Cyclophosphamide is an alkylating chemotherapeutic agent that interferes with DNA replication and transcription by forming DNA cross-links, leading to apoptosis in rapidly dividing cancer cells. PHOSMYRA is widely used in the treatment of both hematologic and solid malignancies.

PHOSMYRA 50 mg Tablets are primarily indicated for the treatment of lymphomas, leukemias, breast cancer, ovarian cancer, multiple myeloma, and as part of combination chemotherapy regimens, as prescribed by an oncologist.

PHOSMYRA 50 mg Tablets are manufactured under stringent GMP standards, ensuring consistent efficacy, safety, and long-term stability. The tablets are supplied in secure, export-grade packaging with complete regulatory documentation, making them suitable for oncology centers, hospitals, government cancer programs, and international pharmaceutical distributors.

Doxorex PL 50 Doxorubicin Hydrochloride Liposomal Injection
Composition: Doxorubicin Hydrochloride 50mg Liposomal / Vial Injection
International Trade Name: Doxil® / Caelyx®

Doxorex PL 50 is a high-quality liposomal formulation of Doxorubicin Hydrochloride, widely recognized under the international brand names Doxil® and Caelyx®. Manufactured in WHO-GMP certified facilities, Doxorex PL Injection is supplied by trusted pharmaceutical exporters from India to support advanced global oncology treatment programs.

Liposomal Doxorubicin works by intercalating into DNA and inhibiting topoisomerase II, similar to conventional Doxorubicin, but the liposomal encapsulation allows targeted delivery to tumor cells while reducing systemic toxicity, particularly cardiotoxicity. Doxorex PL 50 Injection is primarily indicated for the treatment of Kaposi’s sarcoma, ovarian cancer, breast cancer, and other solid tumors where liposomal chemotherapy offers improved safety and efficacy.

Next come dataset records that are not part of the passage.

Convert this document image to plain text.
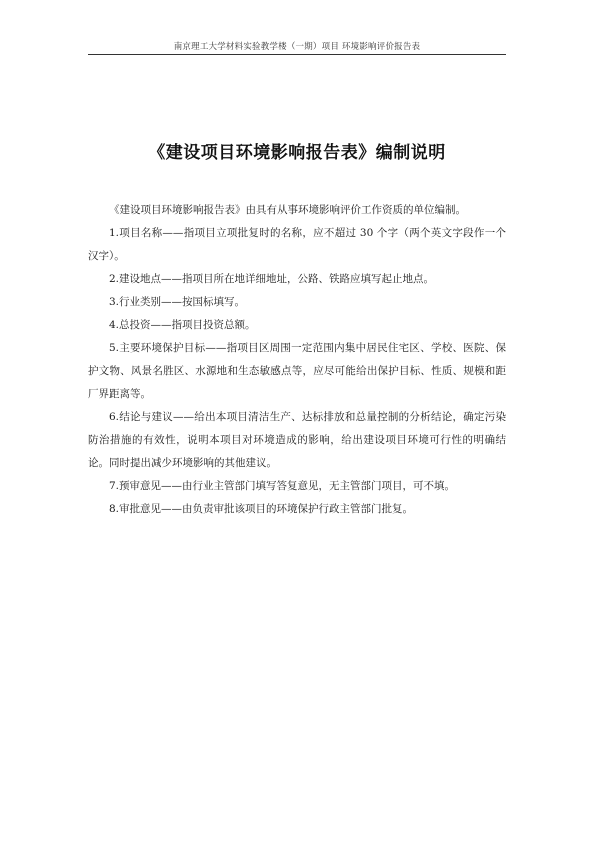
南京理工大学材料实验教学楼（一期）项目 环境影响评价报告表
《建设项目环境影响报告表》编制说明

《建设项目环境影响报告表》由具有从事环境影响评价工作资质的单位编制。

1.项目名称——指项目立项批复时的名称，应不超过 30 个字（两个英文字段作一个汉字）。

2.建设地点——指项目所在地详细地址，公路、铁路应填写起止地点。

3.行业类别——按国标填写。

4.总投资——指项目投资总额。

5.主要环境保护目标——指项目区周围一定范围内集中居民住宅区、学校、医院、保护文物、风景名胜区、水源地和生态敏感点等，应尽可能给出保护目标、性质、规模和距厂界距离等。

6.结论与建议——给出本项目清洁生产、达标排放和总量控制的分析结论，确定污染防治措施的有效性，说明本项目对环境造成的影响，给出建设项目环境可行性的明确结论。同时提出减少环境影响的其他建议。

7.预审意见——由行业主管部门填写答复意见，无主管部门项目，可不填。

8.审批意见——由负责审批该项目的环境保护行政主管部门批复。
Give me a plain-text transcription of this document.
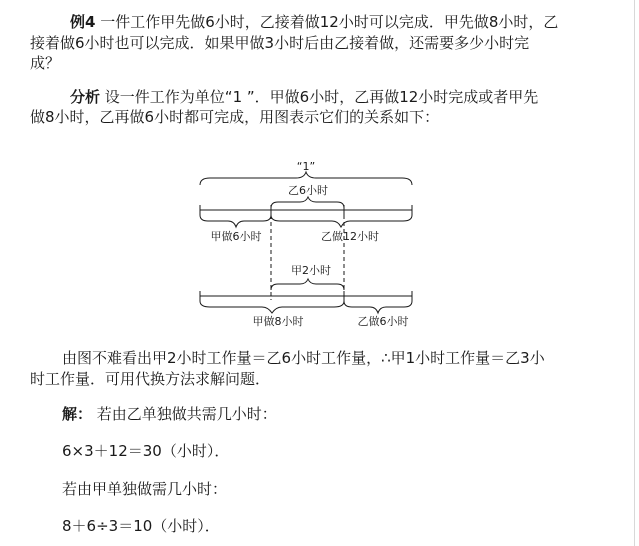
例4 一件工作甲先做6小时，乙接着做12小时可以完成．甲先做8小时，乙
接着做6小时也可以完成．如果甲做3小时后由乙接着做，还需要多少小时完
成？
分析 设一件工作为单位“1 ”．甲做6小时，乙再做12小时完成或者甲先
做8小时，乙再做6小时都可完成，用图表示它们的关系如下：
“1”
乙6小时
甲做6小时	乙做12小时
甲2小时
甲做8小时	乙做6小时
由图不难看出甲2小时工作量＝乙6小时工作量，∴甲1小时工作量＝乙3小
时工作量．可用代换方法求解问题．
解： 若由乙单独做共需几小时：
6×3＋12＝30（小时）．
若由甲单独做需几小时：
8＋6÷3＝10（小时）．
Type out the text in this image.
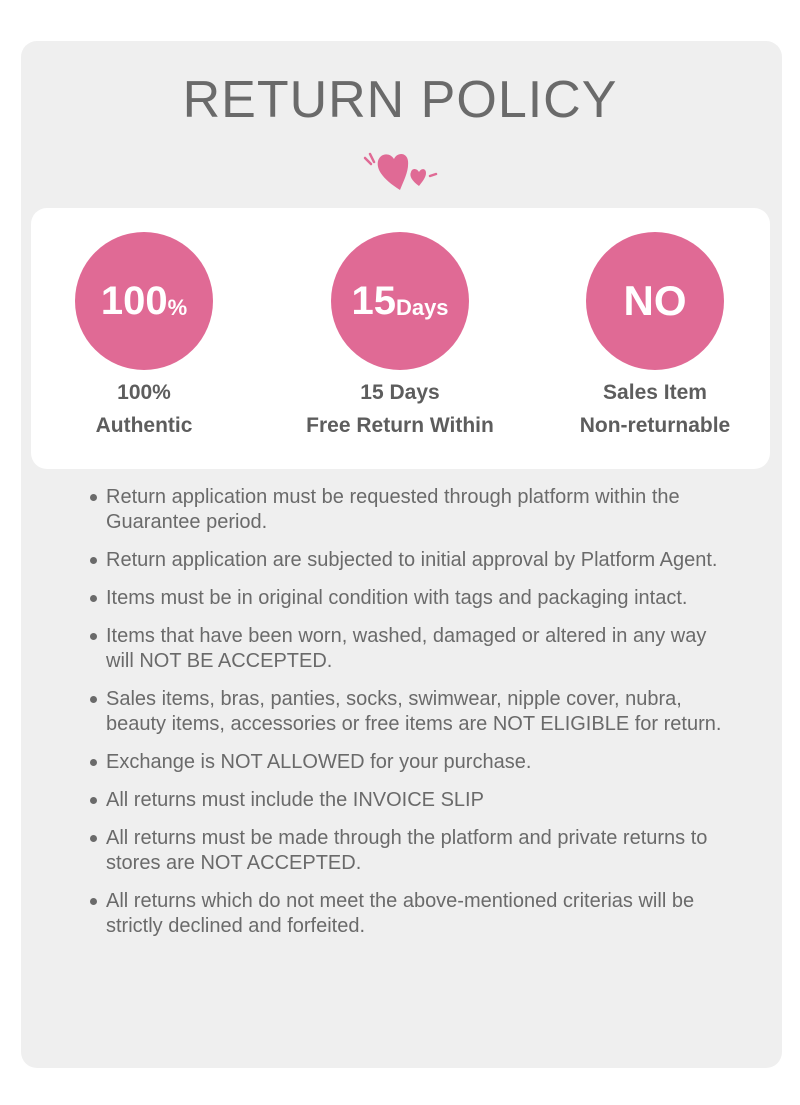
RETURN POLICY
100 %
100%
Authentic
15 Days
15 Days
Free Return Within
NO
Sales Item
Non-returnable
Return application must be requested through platform within the Guarantee period.
Return application are subjected to initial approval by Platform Agent.
Items must be in original condition with tags and packaging intact.
Items that have been worn, washed, damaged or altered in any way will NOT BE ACCEPTED.
Sales items, bras, panties, socks, swimwear, nipple cover, nubra, beauty items, accessories or free items are NOT ELIGIBLE for return.
Exchange is NOT ALLOWED for your purchase.
All returns must include the INVOICE SLIP
All returns must be made through the platform and private returns to stores are NOT ACCEPTED.
All returns which do not meet the above-mentioned criterias will be strictly declined and forfeited.
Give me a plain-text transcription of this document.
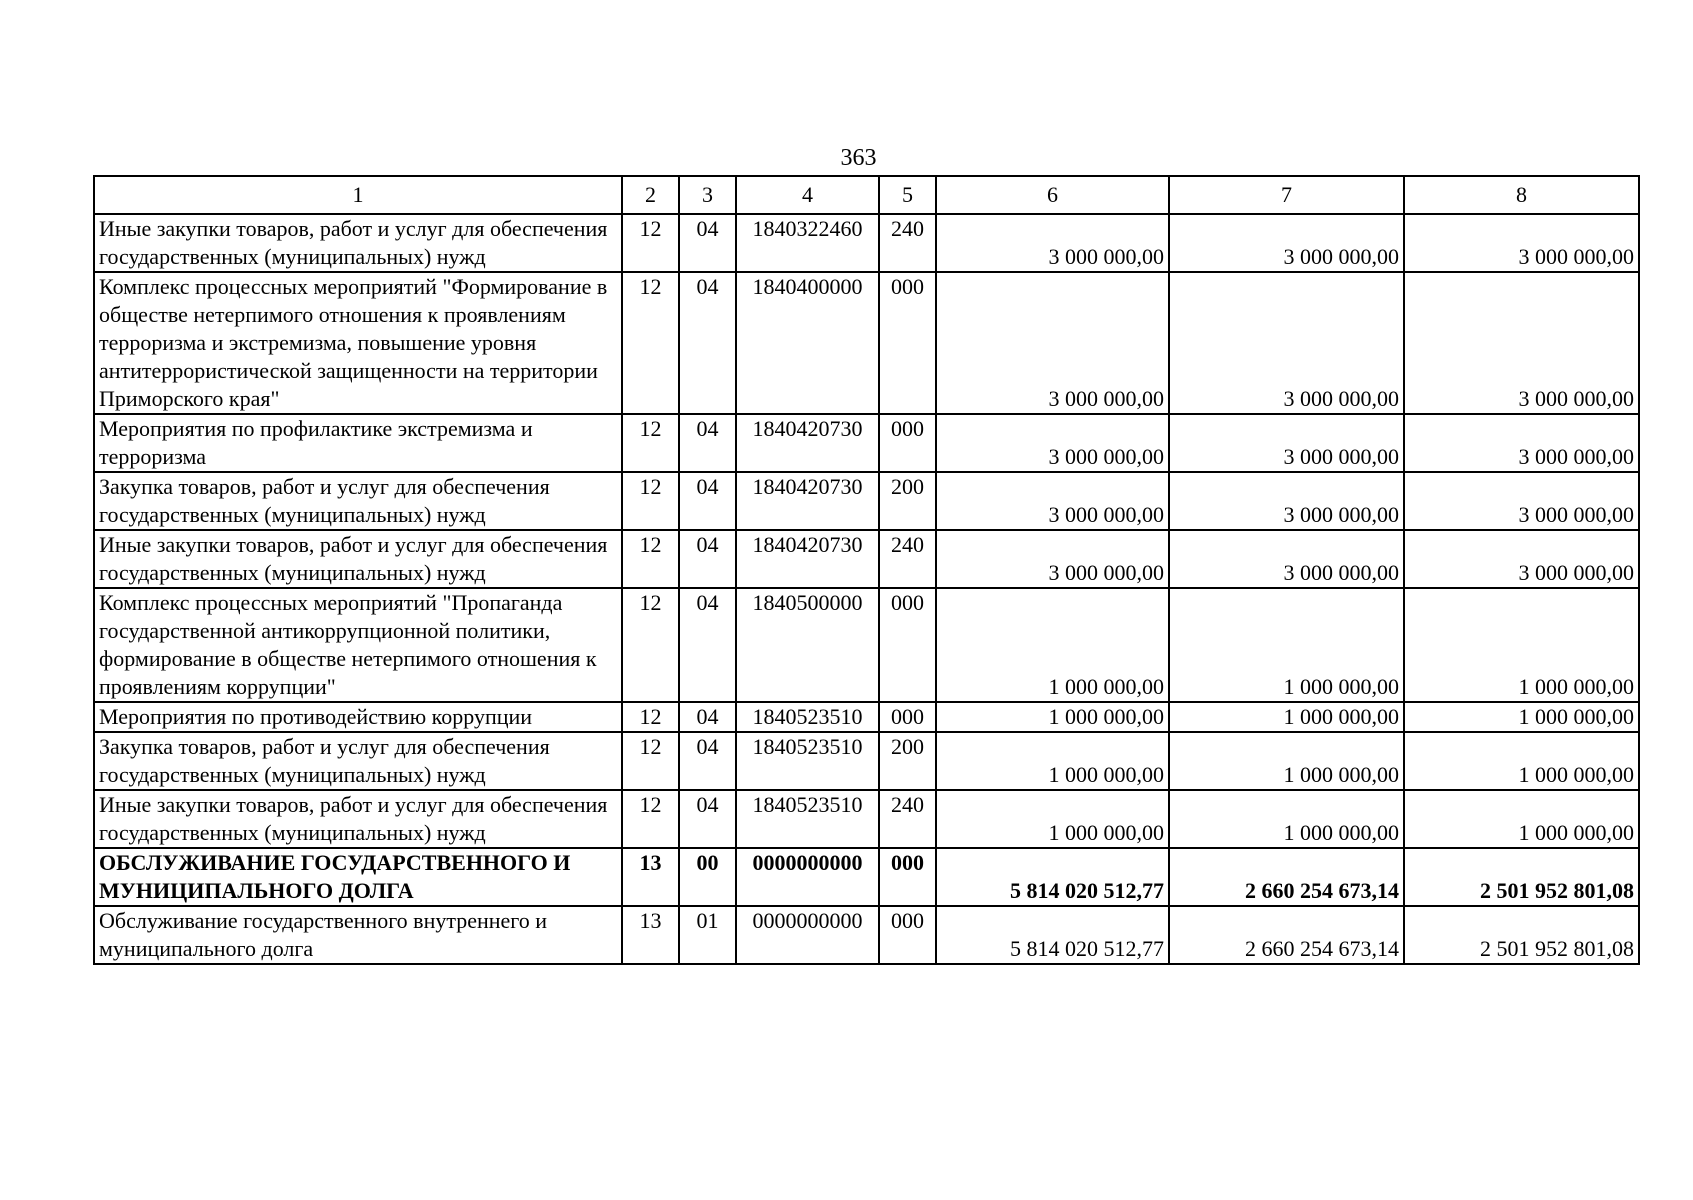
363
1	2	3	4	5	6	7	8
Иные закупки товаров, работ и услуг для обеспечения государственных (муниципальных) нужд	12	04	1840322460	240	3 000 000,00	3 000 000,00	3 000 000,00
Комплекс процессных мероприятий "Формирование в обществе нетерпимого отношения к проявлениям терроризма и экстремизма, повышение уровня антитеррористической защищенности на территории Приморского края"	12	04	1840400000	000	3 000 000,00	3 000 000,00	3 000 000,00
Мероприятия по профилактике экстремизма и терроризма	12	04	1840420730	000	3 000 000,00	3 000 000,00	3 000 000,00
Закупка товаров, работ и услуг для обеспечения государственных (муниципальных) нужд	12	04	1840420730	200	3 000 000,00	3 000 000,00	3 000 000,00
Иные закупки товаров, работ и услуг для обеспечения государственных (муниципальных) нужд	12	04	1840420730	240	3 000 000,00	3 000 000,00	3 000 000,00
Комплекс процессных мероприятий "Пропаганда государственной антикоррупционной политики, формирование в обществе нетерпимого отношения к проявлениям коррупции"	12	04	1840500000	000	1 000 000,00	1 000 000,00	1 000 000,00
Мероприятия по противодействию коррупции	12	04	1840523510	000	1 000 000,00	1 000 000,00	1 000 000,00
Закупка товаров, работ и услуг для обеспечения государственных (муниципальных) нужд	12	04	1840523510	200	1 000 000,00	1 000 000,00	1 000 000,00
Иные закупки товаров, работ и услуг для обеспечения государственных (муниципальных) нужд	12	04	1840523510	240	1 000 000,00	1 000 000,00	1 000 000,00
ОБСЛУЖИВАНИЕ ГОСУДАРСТВЕННОГО И МУНИЦИПАЛЬНОГО ДОЛГА	13	00	0000000000	000	5 814 020 512,77	2 660 254 673,14	2 501 952 801,08
Обслуживание государственного внутреннего и муниципального долга	13	01	0000000000	000	5 814 020 512,77	2 660 254 673,14	2 501 952 801,08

Doxorex PL 50 Doxorubicin Hydrochloride Liposomal Injection is manufactured under stringent GMP and pharmaceutical quality standards, ensuring consistent efficacy, safety, and stability. The injection is supplied in secure, cold-chain compliant, export-grade packaging with complete regulatory documentation, making it suitable for oncology infusion centers, tertiary care hospitals, government cancer programs, and international pharmaceutical distributors.

DOXOBYRA 10 Doxorubicin Hydrochloride Injection IP 10mg
Composition: Doxorubicin Hydrochloride 10mg / Vial Injection
International Trade Name: Doxil®

DOXOBYRA 10 is a high-quality Doxorubicin Hydrochloride injectable formulation, an anthracycline antineoplastic agent widely recognized under the international brand name Doxil®. Manufactured in WHO-GMP certified facilities, DOXOBYRA Injection is supplied by trusted pharmaceutical exporters from India to support advanced global oncology treatment programs.

Doxorubicin works by intercalating into DNA and inhibiting topoisomerase II activity, thereby preventing DNA replication and transcription, leading to apoptosis in rapidly dividing cancer cells. DOXOBYRA 10mg Injection is primarily indicated for the treatment of various malignancies, including breast cancer, ovarian cancer, multiple myeloma, Kaposi’s sarcoma, and other solid tumors and hematologic cancers.

DOXOBYRA 10 Doxorubicin Hydrochloride Injection is manufactured under stringent GMP and pharmaceutical quality standards, ensuring consistent efficacy, safety, and stability. The injection is supplied in secure, cold-chain compliant, export-grade packaging with complete regulatory documentation, making it suitable for oncology infusion centers, tertiary care hospitals, government cancer programs, and international pharmaceutical distributors.